# Asrock Z77 Extreme 4 Fehlermeldungen A2,b4(oder64), d7



## MasurSven (21. Juni 2013)

Hallo zusammen,
habe seit heute das Problem das mein Rechner nicht mehr hochfährt, ist nur schwarzes Bild. Auf dem Mainboard bleibt es bei der Meldung A2 stehen. Ich daraufhin das Handbuch und Dr. Google bearbeitet ohne nenneswerten Erfolg.
Folgendes wurde schon Probiert:

CMOS Löschung --> keine Erfolg
Grafikkarte ausgebaut --> wieder nichts
Arbeitsspeicher nur einen von 4 Riegeln eingebaut --> immer noch nicht
Soundkarte entfernt --> ihr wisst die Antwort
Tastatur und (oder) Maus über PS2 angeschlossen --> ich brauch nichts schreiben die Anwort steht schon 3x da.
Festplatten und Laufwerke vom Mainboard getrennt --> ich traue es mich schon nicht mehr zu schreiben

Fehlermeldungen sind folgende:

A2 --> IDE detectet
64 --> CPU DXE initialization
b4 --> USB Hot plug
D7 --> No Console Output Devices are found

Wäre schön wenn ich bei meine Problem geholfen bekomme.

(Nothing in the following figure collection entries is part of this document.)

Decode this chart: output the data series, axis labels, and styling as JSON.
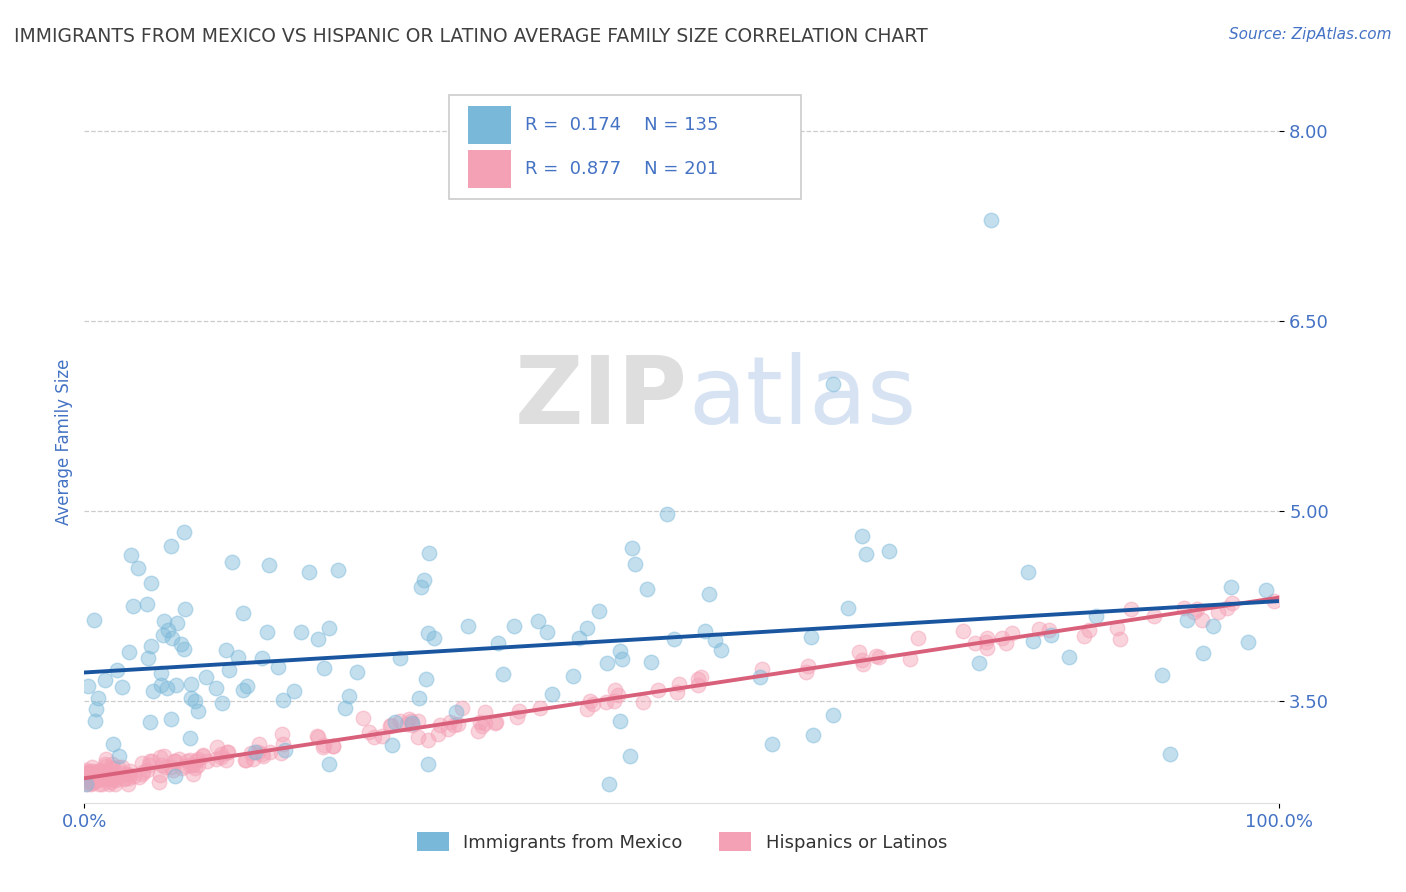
{
  "title": "IMMIGRANTS FROM MEXICO VS HISPANIC OR LATINO AVERAGE FAMILY SIZE CORRELATION CHART",
  "source": "Source: ZipAtlas.com",
  "ylabel": "Average Family Size",
  "xlim": [
    0.0,
    100.0
  ],
  "ylim": [
    2.7,
    8.4
  ],
  "yticks": [
    3.5,
    5.0,
    6.5,
    8.0
  ],
  "xticks": [
    0.0,
    100.0
  ],
  "xticklabels": [
    "0.0%",
    "100.0%"
  ],
  "blue_R": 0.174,
  "blue_N": 135,
  "pink_R": 0.877,
  "pink_N": 201,
  "blue_color": "#7ab8d9",
  "pink_color": "#f4a0b5",
  "blue_line_color": "#1a56a0",
  "pink_line_color": "#d9607a",
  "legend_label_blue": "Immigrants from Mexico",
  "legend_label_pink": "Hispanics or Latinos",
  "watermark_zip": "ZIP",
  "watermark_atlas": "atlas",
  "background_color": "#ffffff",
  "grid_color": "#cccccc",
  "title_color": "#404040",
  "axis_label_color": "#4472c4",
  "tick_color": "#4472c4",
  "source_color": "#4472c4",
  "legend_text_color": "#333333",
  "legend_R_color": "#4472c4"
}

PC aufbau sieht folgendermaßen aus: (war seit Nov.12 funktionstüchtig)

I5 3570K (Noctua N14 CPU Lüfter)
Asrock Z77 Extreme 4
LG BluRay und DVD Brenner
1xSSD Corsair GT120GB 3 Partitionen(Win7 Ultimate 64bit, Programme und Spiele)
1xSSD Crucial CT256M4SSD2 256GB interne Festplatte (Steam)
3xHDD 160BG, 250GB, 1TB
Grafikkarte vorher HD6970, jetzt 3Wochen Sapphire HD 7970 OC Dual X
16GB Corsair Venegeance DDR3 1600 (2x8GB Kit)

Danke im Vorraus


----------



## Dragon AMD (21. Juni 2013)

Hi.
Habe das selbe mainboard.
Welchen ram verwendest du?
Hast du schon mit einer ssd oder hdd getestet?
Welche revision hat das mainboard und welches bios?

Mfg


----------



## MasurSven (21. Juni 2013)

Bios ist 1.40. Board rev weis ich gerade nicht. Wenn ich auf der Tastatur die Leertaste drücke hört es sich an als ob der Rechner normal hochfährt und die Meldung geht weg, aber der Bildschirm bleibt weiterhin dunkel. Wenn ich dann den Powerknopf drücke geht der Rechner nicht gleich aus sondern fährt normal runter.


----------



## MasurSven (21. Juni 2013)

Ram steht schon oben 16GB corsair venegeance 1600


----------



## Z3Rlot (21. Juni 2013)

Über Onboardgrafik. auch schon probiert.
Hört sich aber mehr nach nen Mainboarddefekt an oder CPU 
Wenn vorher alles lief.


----------



## MasurSven (21. Juni 2013)

On board auch schon probiert selbes problem. Wenn ich die GK ausbaue und es mit onboard probiere laufen die meldungen vom board immer wieder von vorne los und bleibt dann auf A2 stehen.


----------



## Dragon AMD (21. Juni 2013)

Die bios version könnte zu alt sein. Es gibt mitlerweile 2.80 version für das mainboard.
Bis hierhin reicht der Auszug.